A vaidosa devota
de São Vito
Ises de Almeida Abrahamsohn
Eram três primas, Filomena, Angelina e Antonieta, italianas
de Bari, muito bem de vida. A sorte lhes sorrira neste país da América. As
exíguas cabines e os banheiros coletivos da terceira classe, a dos imigrantes,
do navio que deixara Gênova há vinte anos haviam sido esquecidas. Vieram já
casadas muito jovens e cheias de speranza
por um futuro melhor. Trabalharam muito, foram boas mães de muitos filhos e
amaram (e também aturaram) os seus Antonio, Michelle e Giorgio. E lhes foram fiéis, ainda que não
possamos jurar que ao padre confessor não tenham murmurado alguns pecado por
pensamentos.... As primas em geral se gostavam, descontadas as pequenas
rivalidades que irrompiam nos almoços familiares de domingo. Essa disposição
alegre e generosa, porém desaparecia com a proximidade da festa do santo
padroeiro do bairro cerealista, São Vito. Cada uma queria se adornar melhor e
ostentar as joias, roupas e estola mais cara. A vaidade pessoal somava-se ao
desejo de refletir a riqueza e o sucesso do marido. Angelina decidiu que
naquele ano de 1955, ninguém a ultrapassaria. Usaria um vestido que nenhuma das
primas sequer ousaria sonhar. Com três meses de antecedência foi atrás da
costureira e dos tecidos, veludo, seda e tule, e dos apliques para o bordado da
saia. Seria idêntico ao modelo Dior usado por Grace Kelly no filme que ela vira
no inicio do ano. Delicadas sandálias e joias completariam o look. No dia do santo, ao saírem já
atrasados para a grande festa da colônia barese, inesperadamente começou a
chover. Chuva graúda, não dava sinal de parar. Enfim, não podiam mais esperar e
arrostaram a tempestade. Angelina escorregou na lama ao atravessar a rua. Uma
dor aguda no tornozelo a fez invocar o santo. O braço do marido impediu a
queda. A sandália aguentara, mas a dor era insuportável. Angelina agradeceu ao
padroeiro enquanto pensava que não se deixaria abater pelo entorse. O marido
tentou convencê-la a voltar para casa, em vão.
̶ São Vito me
ajudará, respondeu, e apelou de novo ao santo para que aliviasse a dor. Entrou
no grande salão apoiada no braço do marido. Foi uma entrada em grande estilo.
Todas as mulheres a admiraram e, principalmente, as primas que, ocultando a inveja,
vieram cumprimentá-la como a rainha da festa. Angelina distribuía sorrisos
benevolentes a todos enquanto desfilava pelas mesas dos conhecidos. Quando a
orquestra deu inicio ao baile saiu rodopiando a saia de tule nos braços do
marido que, preocupado, não entendia como a mulher conseguia se manter em pé e,
quanto mais, dançar.
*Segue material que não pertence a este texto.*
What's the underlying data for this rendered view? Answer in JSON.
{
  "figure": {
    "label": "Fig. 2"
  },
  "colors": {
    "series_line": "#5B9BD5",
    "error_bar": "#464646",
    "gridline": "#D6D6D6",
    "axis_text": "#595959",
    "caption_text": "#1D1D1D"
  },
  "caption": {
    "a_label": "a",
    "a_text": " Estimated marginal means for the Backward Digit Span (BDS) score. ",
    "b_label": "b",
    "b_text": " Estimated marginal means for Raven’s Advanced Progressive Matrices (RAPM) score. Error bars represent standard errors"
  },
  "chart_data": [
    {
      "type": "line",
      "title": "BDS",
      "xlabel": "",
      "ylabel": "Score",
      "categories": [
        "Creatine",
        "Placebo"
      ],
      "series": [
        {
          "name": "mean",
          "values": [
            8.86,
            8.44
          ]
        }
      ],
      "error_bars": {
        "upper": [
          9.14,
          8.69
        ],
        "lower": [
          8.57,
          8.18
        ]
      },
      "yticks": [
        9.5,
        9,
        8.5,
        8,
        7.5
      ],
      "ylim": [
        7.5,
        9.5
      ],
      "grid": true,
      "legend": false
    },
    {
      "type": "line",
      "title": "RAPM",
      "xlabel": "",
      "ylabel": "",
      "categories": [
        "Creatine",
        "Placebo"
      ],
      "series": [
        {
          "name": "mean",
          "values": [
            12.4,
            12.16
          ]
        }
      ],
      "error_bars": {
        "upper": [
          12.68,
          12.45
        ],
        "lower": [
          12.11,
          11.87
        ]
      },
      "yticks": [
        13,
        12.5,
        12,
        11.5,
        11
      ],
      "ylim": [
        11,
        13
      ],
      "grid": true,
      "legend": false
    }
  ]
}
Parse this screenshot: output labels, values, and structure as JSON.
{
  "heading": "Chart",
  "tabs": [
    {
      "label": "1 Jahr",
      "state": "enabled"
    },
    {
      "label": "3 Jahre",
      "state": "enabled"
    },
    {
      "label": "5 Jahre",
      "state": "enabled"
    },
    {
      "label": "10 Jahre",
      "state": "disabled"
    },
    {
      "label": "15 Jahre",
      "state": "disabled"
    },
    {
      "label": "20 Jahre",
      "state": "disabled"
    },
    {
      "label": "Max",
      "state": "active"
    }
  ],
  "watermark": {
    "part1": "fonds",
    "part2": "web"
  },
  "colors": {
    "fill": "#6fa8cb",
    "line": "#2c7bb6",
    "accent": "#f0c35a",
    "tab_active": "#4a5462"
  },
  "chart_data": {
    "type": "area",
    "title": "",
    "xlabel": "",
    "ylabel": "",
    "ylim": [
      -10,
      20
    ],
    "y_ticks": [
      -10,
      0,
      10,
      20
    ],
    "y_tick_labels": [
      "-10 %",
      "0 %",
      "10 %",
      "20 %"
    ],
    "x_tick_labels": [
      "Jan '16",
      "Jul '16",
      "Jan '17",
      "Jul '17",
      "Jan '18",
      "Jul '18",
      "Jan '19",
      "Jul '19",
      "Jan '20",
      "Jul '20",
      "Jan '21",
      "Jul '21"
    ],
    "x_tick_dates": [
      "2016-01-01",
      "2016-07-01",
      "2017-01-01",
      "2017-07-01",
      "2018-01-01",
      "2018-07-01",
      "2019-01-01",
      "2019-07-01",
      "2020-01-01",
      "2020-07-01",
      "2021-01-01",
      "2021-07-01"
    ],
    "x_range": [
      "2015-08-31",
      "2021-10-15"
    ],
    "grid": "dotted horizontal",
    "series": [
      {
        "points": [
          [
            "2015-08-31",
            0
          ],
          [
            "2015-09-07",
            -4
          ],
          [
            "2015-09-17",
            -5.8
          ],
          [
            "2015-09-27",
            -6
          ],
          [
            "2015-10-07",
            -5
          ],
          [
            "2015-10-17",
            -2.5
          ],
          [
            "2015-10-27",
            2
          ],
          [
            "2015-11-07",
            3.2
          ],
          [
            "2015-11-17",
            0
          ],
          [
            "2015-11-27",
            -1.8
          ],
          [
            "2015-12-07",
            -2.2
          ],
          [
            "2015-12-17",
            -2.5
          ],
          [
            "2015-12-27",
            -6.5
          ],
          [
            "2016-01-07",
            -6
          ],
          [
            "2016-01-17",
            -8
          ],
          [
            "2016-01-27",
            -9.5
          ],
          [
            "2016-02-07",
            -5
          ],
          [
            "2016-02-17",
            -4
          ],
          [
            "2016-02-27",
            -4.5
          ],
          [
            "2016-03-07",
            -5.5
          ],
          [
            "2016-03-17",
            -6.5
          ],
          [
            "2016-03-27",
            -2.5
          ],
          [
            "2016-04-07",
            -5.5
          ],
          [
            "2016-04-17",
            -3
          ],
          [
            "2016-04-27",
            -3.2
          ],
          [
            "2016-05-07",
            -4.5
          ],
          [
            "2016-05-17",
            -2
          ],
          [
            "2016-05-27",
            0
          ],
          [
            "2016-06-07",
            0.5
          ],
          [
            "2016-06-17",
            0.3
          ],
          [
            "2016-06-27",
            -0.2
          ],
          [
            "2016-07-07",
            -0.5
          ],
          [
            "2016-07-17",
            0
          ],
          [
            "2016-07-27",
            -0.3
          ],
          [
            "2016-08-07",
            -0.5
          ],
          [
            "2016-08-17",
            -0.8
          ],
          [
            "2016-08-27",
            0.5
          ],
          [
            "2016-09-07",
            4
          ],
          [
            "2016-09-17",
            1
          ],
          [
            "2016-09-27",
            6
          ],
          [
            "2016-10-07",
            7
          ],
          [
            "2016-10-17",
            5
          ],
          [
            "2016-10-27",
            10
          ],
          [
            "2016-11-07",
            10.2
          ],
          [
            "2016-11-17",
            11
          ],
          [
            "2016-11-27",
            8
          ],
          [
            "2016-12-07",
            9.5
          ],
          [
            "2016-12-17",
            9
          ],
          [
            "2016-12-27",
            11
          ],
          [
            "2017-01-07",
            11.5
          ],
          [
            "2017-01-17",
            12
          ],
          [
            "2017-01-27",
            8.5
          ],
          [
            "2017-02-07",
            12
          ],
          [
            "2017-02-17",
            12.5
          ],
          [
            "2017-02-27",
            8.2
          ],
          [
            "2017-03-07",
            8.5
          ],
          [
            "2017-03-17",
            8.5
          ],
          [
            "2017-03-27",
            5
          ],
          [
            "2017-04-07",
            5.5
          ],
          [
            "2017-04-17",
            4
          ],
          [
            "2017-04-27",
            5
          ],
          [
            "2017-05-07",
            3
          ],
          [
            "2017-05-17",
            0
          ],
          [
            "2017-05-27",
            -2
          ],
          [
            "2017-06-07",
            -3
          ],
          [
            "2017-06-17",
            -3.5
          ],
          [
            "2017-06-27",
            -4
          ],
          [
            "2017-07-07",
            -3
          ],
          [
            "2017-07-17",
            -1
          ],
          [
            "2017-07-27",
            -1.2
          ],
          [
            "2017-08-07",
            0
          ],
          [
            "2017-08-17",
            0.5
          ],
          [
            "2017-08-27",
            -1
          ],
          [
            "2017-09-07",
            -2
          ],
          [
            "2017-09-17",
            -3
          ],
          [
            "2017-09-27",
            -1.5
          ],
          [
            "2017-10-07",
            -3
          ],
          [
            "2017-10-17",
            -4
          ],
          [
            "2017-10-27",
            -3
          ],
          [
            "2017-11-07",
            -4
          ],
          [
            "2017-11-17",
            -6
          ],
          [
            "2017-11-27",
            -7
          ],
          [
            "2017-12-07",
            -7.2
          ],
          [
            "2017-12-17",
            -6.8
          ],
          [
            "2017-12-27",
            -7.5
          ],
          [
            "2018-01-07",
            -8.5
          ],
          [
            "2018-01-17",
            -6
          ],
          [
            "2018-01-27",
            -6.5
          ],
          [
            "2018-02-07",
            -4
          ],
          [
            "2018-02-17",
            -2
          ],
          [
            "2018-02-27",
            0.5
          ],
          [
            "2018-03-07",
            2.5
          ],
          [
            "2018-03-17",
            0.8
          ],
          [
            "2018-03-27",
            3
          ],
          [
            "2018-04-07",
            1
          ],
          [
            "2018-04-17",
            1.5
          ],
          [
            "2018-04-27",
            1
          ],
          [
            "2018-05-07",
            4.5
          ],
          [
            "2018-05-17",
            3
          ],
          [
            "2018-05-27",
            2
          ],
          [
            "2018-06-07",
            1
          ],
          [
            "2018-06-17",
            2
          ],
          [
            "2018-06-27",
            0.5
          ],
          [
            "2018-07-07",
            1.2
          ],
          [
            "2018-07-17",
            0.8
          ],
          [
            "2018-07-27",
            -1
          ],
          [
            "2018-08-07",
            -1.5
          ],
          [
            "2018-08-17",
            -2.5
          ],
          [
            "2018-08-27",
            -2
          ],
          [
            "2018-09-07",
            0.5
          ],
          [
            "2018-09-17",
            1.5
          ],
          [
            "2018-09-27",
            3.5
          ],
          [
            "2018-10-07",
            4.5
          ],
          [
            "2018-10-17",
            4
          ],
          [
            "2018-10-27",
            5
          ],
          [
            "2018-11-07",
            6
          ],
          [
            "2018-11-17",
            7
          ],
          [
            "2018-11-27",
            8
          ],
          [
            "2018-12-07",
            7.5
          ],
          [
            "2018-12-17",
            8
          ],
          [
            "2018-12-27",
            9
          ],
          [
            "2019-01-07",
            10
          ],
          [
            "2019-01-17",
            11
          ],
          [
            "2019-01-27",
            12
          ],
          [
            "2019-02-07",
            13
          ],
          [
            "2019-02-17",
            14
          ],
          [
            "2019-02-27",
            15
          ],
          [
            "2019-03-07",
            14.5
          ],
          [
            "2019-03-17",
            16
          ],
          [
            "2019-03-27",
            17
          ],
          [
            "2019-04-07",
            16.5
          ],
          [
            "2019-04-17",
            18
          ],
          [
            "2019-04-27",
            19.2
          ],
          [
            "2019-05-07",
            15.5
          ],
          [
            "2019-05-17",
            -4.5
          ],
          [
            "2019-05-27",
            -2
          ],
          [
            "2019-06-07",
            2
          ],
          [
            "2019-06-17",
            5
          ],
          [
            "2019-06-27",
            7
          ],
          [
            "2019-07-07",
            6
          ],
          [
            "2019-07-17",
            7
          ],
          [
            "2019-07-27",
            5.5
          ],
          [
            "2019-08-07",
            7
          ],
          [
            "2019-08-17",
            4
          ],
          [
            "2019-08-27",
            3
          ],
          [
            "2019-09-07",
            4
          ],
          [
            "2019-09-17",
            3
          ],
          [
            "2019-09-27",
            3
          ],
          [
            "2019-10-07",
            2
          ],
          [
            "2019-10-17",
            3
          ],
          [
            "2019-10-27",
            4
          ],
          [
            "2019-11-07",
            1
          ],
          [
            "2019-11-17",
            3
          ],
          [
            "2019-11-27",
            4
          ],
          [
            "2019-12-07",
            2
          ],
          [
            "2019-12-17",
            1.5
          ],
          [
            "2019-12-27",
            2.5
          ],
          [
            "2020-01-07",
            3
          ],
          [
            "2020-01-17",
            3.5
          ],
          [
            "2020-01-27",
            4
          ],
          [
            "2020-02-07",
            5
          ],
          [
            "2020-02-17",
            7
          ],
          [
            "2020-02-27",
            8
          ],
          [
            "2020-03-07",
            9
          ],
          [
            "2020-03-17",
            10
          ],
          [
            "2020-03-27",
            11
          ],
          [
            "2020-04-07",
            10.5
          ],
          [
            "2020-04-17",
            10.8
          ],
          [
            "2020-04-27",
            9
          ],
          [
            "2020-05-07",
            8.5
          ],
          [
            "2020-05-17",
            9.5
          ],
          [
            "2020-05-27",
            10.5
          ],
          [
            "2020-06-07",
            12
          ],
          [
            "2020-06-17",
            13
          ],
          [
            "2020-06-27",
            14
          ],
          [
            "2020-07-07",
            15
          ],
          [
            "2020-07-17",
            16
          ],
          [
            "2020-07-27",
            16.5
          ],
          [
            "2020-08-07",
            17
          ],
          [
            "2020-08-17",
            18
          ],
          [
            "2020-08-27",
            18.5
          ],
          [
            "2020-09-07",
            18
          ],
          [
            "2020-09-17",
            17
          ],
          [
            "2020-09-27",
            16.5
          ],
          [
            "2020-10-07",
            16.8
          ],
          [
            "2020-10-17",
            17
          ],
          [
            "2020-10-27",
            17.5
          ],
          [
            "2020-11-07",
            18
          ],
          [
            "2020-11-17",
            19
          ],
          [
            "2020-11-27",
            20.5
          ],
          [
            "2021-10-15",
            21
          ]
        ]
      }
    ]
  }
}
Foi ao auge do sucesso de Angelina. Finda a valsa, a moça
pediu para irem para casa. Angelina desabou na cama. Tornozelo, pé e perna
haviam inchado como um balão e a pele se tornara arroxeada. No dia seguinte foi
constatada a fratura. Ninguém conseguia entender como Angelina conseguira se
manter em pé e ainda dançar durante a festa. Mas ela, sim:
̶ Foi mais uma graça que o meu São Vito me
concedeu! Assim que puder andar de novo, vou pagar-lhe a promessa!